10.2.23

A pobreza energética não é irreversível

Basílio Simões, opinião, in Dinheiro Vivo

Provavelmente, está a ler este texto em casa, com algum tipo de aquecimento ligado, para estar confortável, nestes dias em que o sol se põe mais cedo e a temperatura começa a descer. No entanto, milhões de pessoas, em Portugal e na Europa, não têm a possibilidade de o fazer, porque continuam a viver numa situação de pobreza energética. E o futuro não nos permite grandes otimismos: o aumento dos custos da energia e a inflação vão agudizar o problema. Mas a pobreza energética não é irreversível.

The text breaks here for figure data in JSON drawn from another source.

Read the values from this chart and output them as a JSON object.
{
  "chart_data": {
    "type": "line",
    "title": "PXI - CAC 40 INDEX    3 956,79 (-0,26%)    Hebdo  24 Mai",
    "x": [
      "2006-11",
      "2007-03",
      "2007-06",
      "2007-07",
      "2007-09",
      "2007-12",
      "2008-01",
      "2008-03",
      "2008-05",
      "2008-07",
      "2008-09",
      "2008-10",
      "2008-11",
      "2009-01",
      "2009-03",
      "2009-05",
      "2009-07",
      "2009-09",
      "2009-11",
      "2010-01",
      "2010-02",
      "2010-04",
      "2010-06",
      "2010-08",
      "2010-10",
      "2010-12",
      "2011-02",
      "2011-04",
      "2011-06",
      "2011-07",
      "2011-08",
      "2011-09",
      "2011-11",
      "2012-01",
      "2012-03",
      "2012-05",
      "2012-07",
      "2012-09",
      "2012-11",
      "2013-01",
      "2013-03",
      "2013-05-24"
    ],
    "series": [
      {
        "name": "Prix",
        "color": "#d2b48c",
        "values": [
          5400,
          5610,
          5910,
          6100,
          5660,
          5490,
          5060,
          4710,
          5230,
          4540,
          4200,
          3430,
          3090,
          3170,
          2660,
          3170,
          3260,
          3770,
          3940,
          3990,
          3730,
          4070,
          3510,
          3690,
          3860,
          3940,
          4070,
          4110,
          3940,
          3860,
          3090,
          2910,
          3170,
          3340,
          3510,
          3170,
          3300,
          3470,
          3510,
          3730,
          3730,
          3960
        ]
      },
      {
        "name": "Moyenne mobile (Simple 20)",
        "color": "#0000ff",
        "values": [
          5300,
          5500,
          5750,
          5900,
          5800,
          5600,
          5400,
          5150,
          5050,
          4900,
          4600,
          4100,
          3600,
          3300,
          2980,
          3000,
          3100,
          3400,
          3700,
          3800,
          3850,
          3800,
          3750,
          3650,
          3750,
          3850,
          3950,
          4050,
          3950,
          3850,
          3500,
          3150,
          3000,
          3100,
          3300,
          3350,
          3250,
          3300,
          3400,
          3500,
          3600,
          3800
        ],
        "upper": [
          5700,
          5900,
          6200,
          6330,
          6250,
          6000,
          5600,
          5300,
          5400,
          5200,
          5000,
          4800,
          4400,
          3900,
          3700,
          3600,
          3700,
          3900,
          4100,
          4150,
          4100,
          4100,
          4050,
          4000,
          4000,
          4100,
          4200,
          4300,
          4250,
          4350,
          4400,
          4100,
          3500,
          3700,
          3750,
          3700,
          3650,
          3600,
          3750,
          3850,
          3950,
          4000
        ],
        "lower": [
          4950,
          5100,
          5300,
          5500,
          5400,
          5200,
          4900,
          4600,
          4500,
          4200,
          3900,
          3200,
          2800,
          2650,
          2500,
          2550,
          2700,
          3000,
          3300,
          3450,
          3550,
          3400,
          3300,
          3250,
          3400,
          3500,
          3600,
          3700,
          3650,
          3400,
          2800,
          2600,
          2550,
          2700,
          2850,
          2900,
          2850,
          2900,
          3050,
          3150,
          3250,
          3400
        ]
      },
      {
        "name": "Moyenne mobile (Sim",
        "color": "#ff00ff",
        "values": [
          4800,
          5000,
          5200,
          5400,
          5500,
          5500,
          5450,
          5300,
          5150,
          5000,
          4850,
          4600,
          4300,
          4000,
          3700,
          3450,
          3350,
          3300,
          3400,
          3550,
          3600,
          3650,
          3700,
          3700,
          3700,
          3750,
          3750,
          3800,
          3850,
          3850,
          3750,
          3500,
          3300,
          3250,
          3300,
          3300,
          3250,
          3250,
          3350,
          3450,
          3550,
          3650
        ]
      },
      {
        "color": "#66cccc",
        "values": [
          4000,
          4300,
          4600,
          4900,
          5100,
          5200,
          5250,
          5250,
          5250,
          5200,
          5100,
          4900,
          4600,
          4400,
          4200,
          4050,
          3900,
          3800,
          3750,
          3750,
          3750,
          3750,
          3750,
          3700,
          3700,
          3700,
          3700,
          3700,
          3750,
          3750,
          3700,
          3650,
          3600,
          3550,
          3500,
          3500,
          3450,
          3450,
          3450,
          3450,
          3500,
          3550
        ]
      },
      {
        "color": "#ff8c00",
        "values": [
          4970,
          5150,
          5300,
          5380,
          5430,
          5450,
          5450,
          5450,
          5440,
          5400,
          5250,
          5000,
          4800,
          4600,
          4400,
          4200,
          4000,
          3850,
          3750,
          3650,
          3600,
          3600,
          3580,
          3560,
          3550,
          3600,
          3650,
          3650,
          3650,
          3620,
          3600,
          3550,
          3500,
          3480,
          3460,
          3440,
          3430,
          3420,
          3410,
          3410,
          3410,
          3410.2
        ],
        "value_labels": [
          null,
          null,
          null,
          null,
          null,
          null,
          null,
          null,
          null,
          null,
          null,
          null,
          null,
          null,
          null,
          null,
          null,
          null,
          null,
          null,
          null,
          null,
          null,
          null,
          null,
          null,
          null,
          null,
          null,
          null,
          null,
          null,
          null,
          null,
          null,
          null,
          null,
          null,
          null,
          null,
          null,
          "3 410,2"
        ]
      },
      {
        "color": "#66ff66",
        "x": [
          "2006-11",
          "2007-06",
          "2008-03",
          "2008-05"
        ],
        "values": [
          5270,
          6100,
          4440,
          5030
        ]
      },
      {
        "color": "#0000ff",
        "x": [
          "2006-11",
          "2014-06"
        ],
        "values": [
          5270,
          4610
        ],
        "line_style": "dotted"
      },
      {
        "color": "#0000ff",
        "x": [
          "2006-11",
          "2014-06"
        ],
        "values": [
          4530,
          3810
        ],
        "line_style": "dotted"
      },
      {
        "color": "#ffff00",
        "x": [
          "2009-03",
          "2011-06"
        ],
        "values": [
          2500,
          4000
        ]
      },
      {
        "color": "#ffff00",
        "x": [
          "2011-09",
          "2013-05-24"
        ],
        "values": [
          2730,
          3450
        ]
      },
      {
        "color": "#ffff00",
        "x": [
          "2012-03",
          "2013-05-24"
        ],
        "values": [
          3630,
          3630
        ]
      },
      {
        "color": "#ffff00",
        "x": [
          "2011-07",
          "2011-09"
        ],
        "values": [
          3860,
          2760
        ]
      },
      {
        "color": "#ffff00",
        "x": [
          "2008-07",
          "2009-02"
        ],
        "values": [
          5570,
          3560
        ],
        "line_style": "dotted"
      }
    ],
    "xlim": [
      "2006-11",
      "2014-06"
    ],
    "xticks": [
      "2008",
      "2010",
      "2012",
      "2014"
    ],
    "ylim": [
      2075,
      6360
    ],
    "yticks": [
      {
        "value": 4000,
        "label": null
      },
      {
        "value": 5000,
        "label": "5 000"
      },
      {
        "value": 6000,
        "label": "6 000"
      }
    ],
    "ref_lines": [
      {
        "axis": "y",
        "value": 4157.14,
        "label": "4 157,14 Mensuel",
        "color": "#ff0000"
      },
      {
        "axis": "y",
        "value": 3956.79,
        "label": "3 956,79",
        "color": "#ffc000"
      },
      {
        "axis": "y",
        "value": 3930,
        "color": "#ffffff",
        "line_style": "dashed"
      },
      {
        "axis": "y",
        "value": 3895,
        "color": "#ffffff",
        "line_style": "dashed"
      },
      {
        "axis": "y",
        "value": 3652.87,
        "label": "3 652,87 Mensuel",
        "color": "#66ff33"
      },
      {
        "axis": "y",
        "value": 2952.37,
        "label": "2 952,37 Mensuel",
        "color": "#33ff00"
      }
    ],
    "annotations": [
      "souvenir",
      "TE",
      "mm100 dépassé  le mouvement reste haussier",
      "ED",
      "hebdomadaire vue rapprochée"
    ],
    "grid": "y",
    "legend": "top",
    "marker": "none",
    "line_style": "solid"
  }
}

A União Europeia renova, a cada ano, alertas sobre a pobreza energética. De acordo com dados do Eurostat, cerca de 35 milhões de pessoas - ou seja, aproximadamente 8% da população - não conseguiam manter as habitações adequadamente aquecidas. O impacto social, e na saúde da população, desta realidade é avassalador, com consequências sobre dezenas de milhões de europeus. Neste inverno, devido ao aumento da inflação e à crise do preço do gás e da eletricidade, muitos mais vão sentir frio e ter pela frente decisões complexas, como escolher entre aquecer a casa ou despesas igualmente básicas, da alimentação à compra de roupa.

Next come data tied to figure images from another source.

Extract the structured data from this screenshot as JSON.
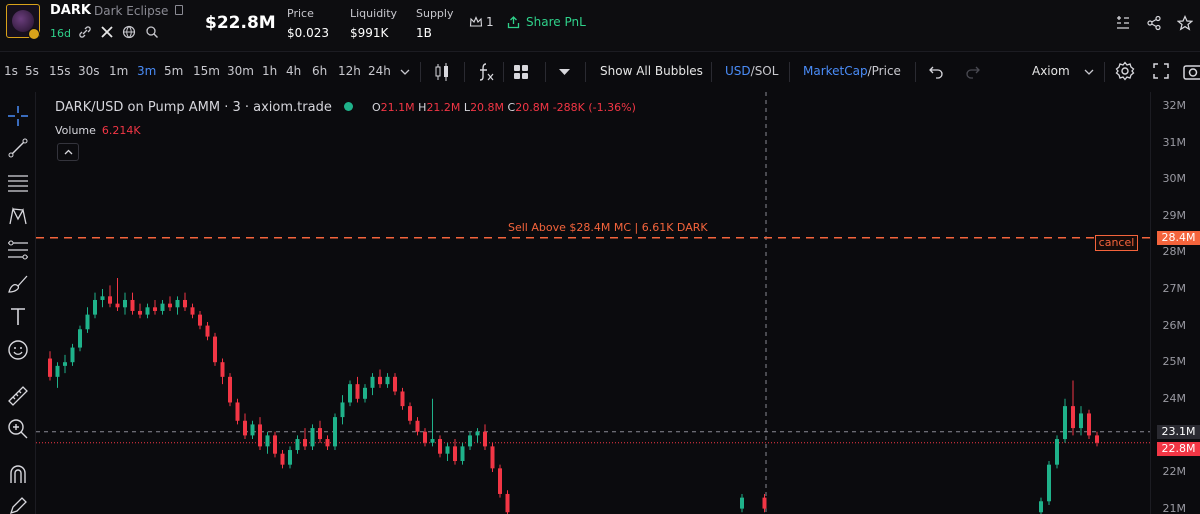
{
  "header": {
    "symbol": "DARK",
    "token_name": "Dark Eclipse",
    "age": "16d",
    "market_cap": "$22.8M",
    "stats": [
      {
        "label": "Price",
        "value": "$0.023"
      },
      {
        "label": "Liquidity",
        "value": "$991K"
      },
      {
        "label": "Supply",
        "value": "1B"
      }
    ],
    "holders_count": "1",
    "share_label": "Share PnL"
  },
  "toolbar": {
    "intervals": [
      "1s",
      "5s",
      "15s",
      "30s",
      "1m",
      "3m",
      "5m",
      "15m",
      "30m",
      "1h",
      "4h",
      "6h",
      "12h",
      "24h"
    ],
    "active_interval": "3m",
    "show_bubbles": "Show All Bubbles",
    "currency_active": "USD",
    "currency_sep": "/",
    "currency_other": "SOL",
    "metric_active": "MarketCap",
    "metric_sep": "/",
    "metric_other": "Price",
    "provider": "Axiom"
  },
  "legend": {
    "pair": "DARK/USD on Pump AMM · 3 · axiom.trade",
    "ohlc": [
      {
        "k": "O",
        "v": "21.1M"
      },
      {
        "k": "H",
        "v": "21.2M"
      },
      {
        "k": "L",
        "v": "20.8M"
      },
      {
        "k": "C",
        "v": "20.8M -288K (-1.36%)"
      }
    ],
    "volume_label": "Volume",
    "volume_value": "6.214K"
  },
  "order": {
    "label": "Sell Above $28.4M MC | 6.61K DARK",
    "cancel": "cancel",
    "price_badge": "28.4M"
  },
  "badges": {
    "crosshair_price": "23.1M",
    "last_price": "22.8M"
  },
  "colors": {
    "up": "#1fb28a",
    "down": "#f23645",
    "order": "#f4643c",
    "accent": "#4a8cf7"
  },
  "chart_data": {
    "type": "candlestick",
    "ylim": [
      21,
      32
    ],
    "y_ticks": [
      "32M",
      "31M",
      "30M",
      "29M",
      "28M",
      "27M",
      "26M",
      "25M",
      "24M",
      "23M",
      "22M",
      "21M"
    ],
    "order_line": 28.4,
    "last_price": 22.8,
    "crosshair_price": 23.1,
    "grid": false,
    "candles": [
      [
        25.1,
        25.3,
        24.5,
        24.6
      ],
      [
        24.6,
        25.0,
        24.3,
        24.9
      ],
      [
        24.9,
        25.2,
        24.7,
        25.0
      ],
      [
        25.0,
        25.5,
        24.9,
        25.4
      ],
      [
        25.4,
        26.0,
        25.3,
        25.9
      ],
      [
        25.9,
        26.5,
        25.8,
        26.3
      ],
      [
        26.3,
        26.9,
        26.2,
        26.7
      ],
      [
        26.7,
        27.0,
        26.5,
        26.8
      ],
      [
        26.8,
        27.1,
        26.5,
        26.6
      ],
      [
        26.6,
        27.3,
        26.4,
        26.5
      ],
      [
        26.5,
        26.9,
        26.3,
        26.7
      ],
      [
        26.7,
        26.9,
        26.3,
        26.4
      ],
      [
        26.4,
        26.6,
        26.2,
        26.3
      ],
      [
        26.3,
        26.6,
        26.2,
        26.5
      ],
      [
        26.5,
        26.7,
        26.3,
        26.4
      ],
      [
        26.4,
        26.7,
        26.3,
        26.6
      ],
      [
        26.6,
        26.8,
        26.4,
        26.5
      ],
      [
        26.5,
        26.8,
        26.3,
        26.7
      ],
      [
        26.7,
        26.9,
        26.4,
        26.5
      ],
      [
        26.5,
        26.6,
        26.2,
        26.3
      ],
      [
        26.3,
        26.4,
        25.9,
        26.0
      ],
      [
        26.0,
        26.1,
        25.6,
        25.7
      ],
      [
        25.7,
        25.8,
        24.9,
        25.0
      ],
      [
        25.0,
        25.1,
        24.4,
        24.6
      ],
      [
        24.6,
        24.7,
        23.8,
        23.9
      ],
      [
        23.9,
        24.0,
        23.3,
        23.4
      ],
      [
        23.4,
        23.6,
        22.9,
        23.0
      ],
      [
        23.0,
        23.4,
        22.9,
        23.3
      ],
      [
        23.3,
        23.5,
        22.6,
        22.7
      ],
      [
        22.7,
        23.1,
        22.5,
        23.0
      ],
      [
        23.0,
        23.1,
        22.4,
        22.5
      ],
      [
        22.5,
        22.6,
        22.1,
        22.2
      ],
      [
        22.2,
        22.7,
        22.1,
        22.6
      ],
      [
        22.6,
        23.0,
        22.5,
        22.9
      ],
      [
        22.9,
        23.2,
        22.6,
        22.7
      ],
      [
        22.7,
        23.3,
        22.6,
        23.2
      ],
      [
        23.2,
        23.4,
        22.8,
        22.9
      ],
      [
        22.9,
        23.0,
        22.6,
        22.7
      ],
      [
        22.7,
        23.6,
        22.6,
        23.5
      ],
      [
        23.5,
        24.1,
        23.3,
        23.9
      ],
      [
        23.9,
        24.5,
        23.8,
        24.4
      ],
      [
        24.4,
        24.6,
        23.9,
        24.0
      ],
      [
        24.0,
        24.4,
        23.9,
        24.3
      ],
      [
        24.3,
        24.7,
        24.1,
        24.6
      ],
      [
        24.6,
        24.8,
        24.3,
        24.4
      ],
      [
        24.4,
        24.7,
        24.3,
        24.6
      ],
      [
        24.6,
        24.7,
        24.1,
        24.2
      ],
      [
        24.2,
        24.3,
        23.7,
        23.8
      ],
      [
        23.8,
        23.9,
        23.3,
        23.4
      ],
      [
        23.4,
        23.5,
        23.0,
        23.1
      ],
      [
        23.1,
        23.2,
        22.7,
        22.8
      ],
      [
        22.8,
        24.0,
        22.7,
        22.9
      ],
      [
        22.9,
        23.0,
        22.4,
        22.5
      ],
      [
        22.5,
        22.8,
        22.3,
        22.7
      ],
      [
        22.7,
        22.9,
        22.2,
        22.3
      ],
      [
        22.3,
        22.8,
        22.2,
        22.7
      ],
      [
        22.7,
        23.1,
        22.6,
        23.0
      ],
      [
        23.0,
        23.2,
        22.8,
        23.1
      ],
      [
        23.1,
        23.3,
        22.6,
        22.7
      ],
      [
        22.7,
        22.8,
        22.0,
        22.1
      ],
      [
        22.1,
        22.2,
        21.3,
        21.4
      ],
      [
        21.4,
        21.5,
        20.8,
        20.9
      ]
    ],
    "gap_after": 61,
    "candles_late": [
      [
        21.0,
        21.4,
        20.9,
        21.3
      ],
      [
        21.3,
        21.4,
        20.9,
        21.0
      ]
    ],
    "candles_end": [
      [
        20.9,
        21.3,
        20.8,
        21.2
      ],
      [
        21.2,
        22.3,
        21.1,
        22.2
      ],
      [
        22.2,
        23.0,
        22.1,
        22.9
      ],
      [
        22.9,
        24.0,
        22.8,
        23.8
      ],
      [
        23.8,
        24.5,
        23.0,
        23.2
      ],
      [
        23.2,
        23.8,
        23.0,
        23.6
      ],
      [
        23.6,
        23.7,
        22.9,
        23.0
      ],
      [
        23.0,
        23.1,
        22.7,
        22.8
      ]
    ]
  }
}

Como fazer face a este problema? A qualidade de construção e o isolamento das habitações, em muitos casos, não ajuda. Por outro lado, ainda há muitos equipamentos pouco eficientes que continuam a ser utilizados, com muitos custos e poucos ou nenhuns resultados.

Seja no inverno ou no verão, urge combater a pobreza energética, através da promoção de boas práticas de consumo e conforto térmico em casa. A crescente eletrificação das nossas vidas, com veículos elétricos, sistemas de ar condicionado, sistemas de aquecimento e de arrefecimento de águas quentes sanitárias baseados em bombas de calor, termoacumuladores, e outros, são cada vez mais centrais na satisfação das nossas necessidades mais básicas, e ainda bem que assim é pois são escolhas efetivamente mais eficientes, com óbvios benefícios para a nossa carteira e para o planeta.

Mas como integrar tudo isto numa lógica ambiental, usando energia limpa e, sobretudo, produzida localmente para minimizar perdas? A resposta está na produção descentralizada, nomeadamente com a utilização sistemática dos telhados para produção fotovoltaica e nas Comunidades de Energia Renovável (CER), que possibilitam aos seus membros serem produtores e, ao mesmo tempo, consumidores e comercializadores de energia, sendo ressarcidos e remunerados pelo serviço providenciado ao partilharem os seus excedentes com os vizinhos que não disponham de telhados para satisfazer as suas necessidades de consumo.

Ainda há um longo caminho pela frente para democratizar esta que é já uma realidade, mas ainda apenas para alguns. Desde logo, necessitaremos de redes elétricas robustas e digitalizadas, de contadores (efetivamente) inteligentes, que forneçam dados de telecontagem (de produção e/ou consumo), em tempo real, e de sistemas interoperáveis, onde seja possível combinar as plataformas existentes no mercado com os sistemas dos operadores. No fundo, é preciso ter uma gestão otimizada dos recursos energéticos disponíveis.

Um interessante relatório da Associação ZERO, intitulado Economia de Bem-Estar - Uma Visão para Portugal em 2040, dedica uma parte às questões de energia, edifícios e mobilidade. A promoção das CER é central numa estratégia que tem por base quatro P: "propósito" para proporcionar bem-estar humano e ecológico, "prevenção" de falhas, "pré-distribuição" de uma economia focada em providenciar os resultados que as pessoas e o planeta precisam e "pessoas" empoderadas, que possam estar envolvidas nas decisões e na definição das agendas.

Também o sistema energético precisa de ser democratizado. A transição energética pressupõe a participação ativa de todos. As CER possibilitam esta participação e esta democratização, garantindo que cidadãos, empresas e instituições, públicas ou privadas, possam produzir, consumir, armazenar, vender e partilhar a energia produzida de base renovável.

As CER serão, assim, a par com as melhorias a nível do isolamento térmico das casas, uma das principais vias para o combate à pobreza energética, ao trazerem a produção de energia limpa e barata para junto de quem mais necessita dela e tem poucos meios para a adquirir.